Health education assistants are also part of the health education cadres attached to all health facilities in the country to focus mainly on health education at grassroots level. One of the primary health care services that the education assistants offer is nutritional surveillance and growing monitoring of all under five children and report to the district health education office. As a way of strengthening child welfare services, growth monitoring and promotion policy and feeding policy for under fives have been developed.

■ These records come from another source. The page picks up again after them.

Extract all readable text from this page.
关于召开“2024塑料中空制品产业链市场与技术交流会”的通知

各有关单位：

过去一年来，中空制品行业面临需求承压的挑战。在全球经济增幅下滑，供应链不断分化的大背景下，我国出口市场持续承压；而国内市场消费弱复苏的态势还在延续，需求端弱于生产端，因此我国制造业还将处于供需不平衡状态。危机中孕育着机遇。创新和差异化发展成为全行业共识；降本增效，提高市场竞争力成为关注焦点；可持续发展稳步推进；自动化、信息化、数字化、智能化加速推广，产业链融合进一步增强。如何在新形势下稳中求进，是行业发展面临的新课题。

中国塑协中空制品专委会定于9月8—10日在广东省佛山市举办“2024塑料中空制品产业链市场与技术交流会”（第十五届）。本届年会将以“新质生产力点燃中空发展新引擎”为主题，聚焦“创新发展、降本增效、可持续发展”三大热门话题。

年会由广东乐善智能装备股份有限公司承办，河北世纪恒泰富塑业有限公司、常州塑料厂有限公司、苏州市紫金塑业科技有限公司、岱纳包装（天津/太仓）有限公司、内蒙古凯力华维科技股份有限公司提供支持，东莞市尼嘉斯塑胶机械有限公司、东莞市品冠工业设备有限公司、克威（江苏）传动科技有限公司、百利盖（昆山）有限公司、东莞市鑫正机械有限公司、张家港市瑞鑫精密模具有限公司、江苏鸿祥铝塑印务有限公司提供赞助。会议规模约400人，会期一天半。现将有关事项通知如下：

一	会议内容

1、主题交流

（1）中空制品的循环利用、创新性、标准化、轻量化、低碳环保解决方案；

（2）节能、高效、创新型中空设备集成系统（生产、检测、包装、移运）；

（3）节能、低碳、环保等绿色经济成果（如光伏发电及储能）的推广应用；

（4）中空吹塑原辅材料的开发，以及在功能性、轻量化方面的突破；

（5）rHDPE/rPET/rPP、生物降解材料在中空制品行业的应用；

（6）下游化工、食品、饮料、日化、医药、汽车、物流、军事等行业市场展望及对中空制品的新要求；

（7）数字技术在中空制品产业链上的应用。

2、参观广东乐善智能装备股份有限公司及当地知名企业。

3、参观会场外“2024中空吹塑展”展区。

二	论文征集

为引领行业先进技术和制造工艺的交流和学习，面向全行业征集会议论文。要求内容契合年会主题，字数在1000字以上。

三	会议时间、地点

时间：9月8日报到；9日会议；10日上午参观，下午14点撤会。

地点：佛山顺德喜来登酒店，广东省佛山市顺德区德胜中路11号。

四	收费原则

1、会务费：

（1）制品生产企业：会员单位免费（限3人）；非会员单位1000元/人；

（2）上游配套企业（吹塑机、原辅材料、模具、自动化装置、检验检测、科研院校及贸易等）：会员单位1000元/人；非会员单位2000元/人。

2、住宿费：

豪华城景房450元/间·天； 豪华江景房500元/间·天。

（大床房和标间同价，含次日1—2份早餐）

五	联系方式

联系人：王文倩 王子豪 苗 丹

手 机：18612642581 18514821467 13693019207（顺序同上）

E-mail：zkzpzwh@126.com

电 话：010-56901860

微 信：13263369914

Through the Department of Public Health, the ministry conducts malaria campaigns every year particularly on the northern part of Botswana where cases of malaria escalate during rainy seasons.
Health promoters in malaria zones play a vital role of intensifying health information campaigns on prevention and convincing community members to allow spraying teams to have access in to their homes. They also educate and demonstrate the use of mosquito nets.
The study observes further that there have been sporadic outbreaks of measles and diarrhea among under-fives and in schools. Every year the district management health teams embark on national campaign on Vitamin A and measles to immunize under-five year old children.
Health promoters play a leading role in mobilizing resources, advocating for support from stakeholders, community leaders and the community itself. Health promoters as members of the rapid response teams at district level, coordinate the health information, and material distribution while at national level the health education unit engages multimedia to support health information dissemination at district level.
The research study, published in the Journal of Public Health in Africa, acknowledges that limited resources such as transport and financial resources is a major challenge affecting health education and promotion activities across the country.
“Health educators are limited when it comes to travelling to reach communities as well as financing health promotion activities. In most cases there is no specific budget for health education and promotion activities at district level. Programmes such as TB, HIV/AIDS, PMTCT are allocated a very small health education budget”, laments the study adding that “these budgets are then managed and controlled by clinicians and hence end up giving priority to curative services”.
It is further decried that lack of community-based media platforms such as community or district radio and television stations limit multimedia campaigns as all government and private organizations compete for slots in the government run media houses.
Health education n material development remains centralized at national level. This hinders the district health educations officers from developing education materials that best suit the culture and problems in their specific districts.
Professional development and identity remain a problem area. Since the inception of the professional body in 1998 health education officers have not fully developed the association to full-fledged professional body that can stand the professional needs and aspirations of health education officers.
“A staggering health education and promotion professional body is not only a challenge but a threat to the integrity of the profession and officers. In the year 1998 to 2002 the intake of health educators was temporarily suspended at the Gaborone Institute of Health Sciences for no clear justifiable reasons and the professional body did very little to advocate for the re-opening of the programme until government took a decision to open it again”, bemoans the research study adding that “despite the challenges, health education and promotion remains the pillar of primary health care in Botswana.”